Die CSU als Totengräber bäuerlicher Landwirtschaft

CSU als Totengräber der bäuerlichen Landwirtschaft

Leserbrief zum Artikel „Die CSU ist der Anwalt der Landwirte“, DA vom 18.3.2017

CSU ist Totengräber der bäuerlichen Landwirtschaft!
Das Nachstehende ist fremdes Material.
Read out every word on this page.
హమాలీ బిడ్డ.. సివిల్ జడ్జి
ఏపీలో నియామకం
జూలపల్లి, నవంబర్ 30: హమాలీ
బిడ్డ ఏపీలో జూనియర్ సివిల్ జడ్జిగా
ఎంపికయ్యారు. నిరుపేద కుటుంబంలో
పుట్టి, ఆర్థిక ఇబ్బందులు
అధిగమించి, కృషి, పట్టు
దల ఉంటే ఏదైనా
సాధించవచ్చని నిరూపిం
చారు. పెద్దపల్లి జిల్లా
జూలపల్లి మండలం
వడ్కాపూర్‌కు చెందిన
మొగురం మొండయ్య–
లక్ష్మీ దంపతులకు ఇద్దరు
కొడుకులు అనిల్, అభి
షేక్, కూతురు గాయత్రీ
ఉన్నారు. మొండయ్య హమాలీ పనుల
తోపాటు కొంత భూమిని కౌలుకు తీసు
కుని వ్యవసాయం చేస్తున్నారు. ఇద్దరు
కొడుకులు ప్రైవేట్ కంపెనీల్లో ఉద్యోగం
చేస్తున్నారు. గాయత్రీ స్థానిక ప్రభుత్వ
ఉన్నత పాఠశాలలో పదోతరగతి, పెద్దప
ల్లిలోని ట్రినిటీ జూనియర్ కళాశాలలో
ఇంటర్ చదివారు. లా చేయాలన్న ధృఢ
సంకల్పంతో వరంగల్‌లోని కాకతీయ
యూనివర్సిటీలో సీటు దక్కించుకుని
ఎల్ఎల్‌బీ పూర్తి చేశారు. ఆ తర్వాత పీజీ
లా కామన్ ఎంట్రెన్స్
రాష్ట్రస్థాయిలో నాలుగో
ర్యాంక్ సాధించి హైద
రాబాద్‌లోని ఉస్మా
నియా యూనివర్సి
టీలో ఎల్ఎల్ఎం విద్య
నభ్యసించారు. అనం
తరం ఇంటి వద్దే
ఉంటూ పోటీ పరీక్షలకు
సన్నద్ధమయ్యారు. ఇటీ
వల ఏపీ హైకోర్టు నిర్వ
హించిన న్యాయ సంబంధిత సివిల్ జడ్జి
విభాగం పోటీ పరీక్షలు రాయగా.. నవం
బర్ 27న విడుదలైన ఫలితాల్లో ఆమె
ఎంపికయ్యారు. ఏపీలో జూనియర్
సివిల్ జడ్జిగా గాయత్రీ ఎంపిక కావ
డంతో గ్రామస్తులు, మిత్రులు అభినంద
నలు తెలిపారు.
Wenn der Vorsitzende der CSU-Untergruppierung AGL behauptet „Niemand anders hilft den Landwirten außer der CSU!“, dann muss er idiologisch schon sehr verblendet sein.
Seit Jahrzehnten geht die Zahl der Höfe in Bayern massiv zurück, gleichzeitig hat sich die durchschnittliche Größe der Betriebe deutlich erhöht. Die so hoch gelobte CSU ist in Bayern seit 60 Jahren an der Regierung, sie stellte 30 Jahre lang den Bundeslandwirtschaftsminister und sie hat sämtliche Agrarbeschlüsse in Brüssel mitgetragen. So sieht die Hilfe der CSU für die bäuerliche Landwirtschaft aus.
Die Direktzahlungen der EU, durch die große, industriell geführte Agrarbetriebe klar bevorzugt werden, hat die CSU mitbeschlossen und durchgesetzt.
Die Grünen fordern hingegen schon lange, die Direktzahlungen nicht nach der reinen Hofgröße auszurichten, weil so die industrielle Landwirtschaft nur immer weiter gestärkt wird und bäuerliche Familienbetriebe das Nachsehen haben. So sieht Hilfe für die Mehrzahl der Landwirte aus.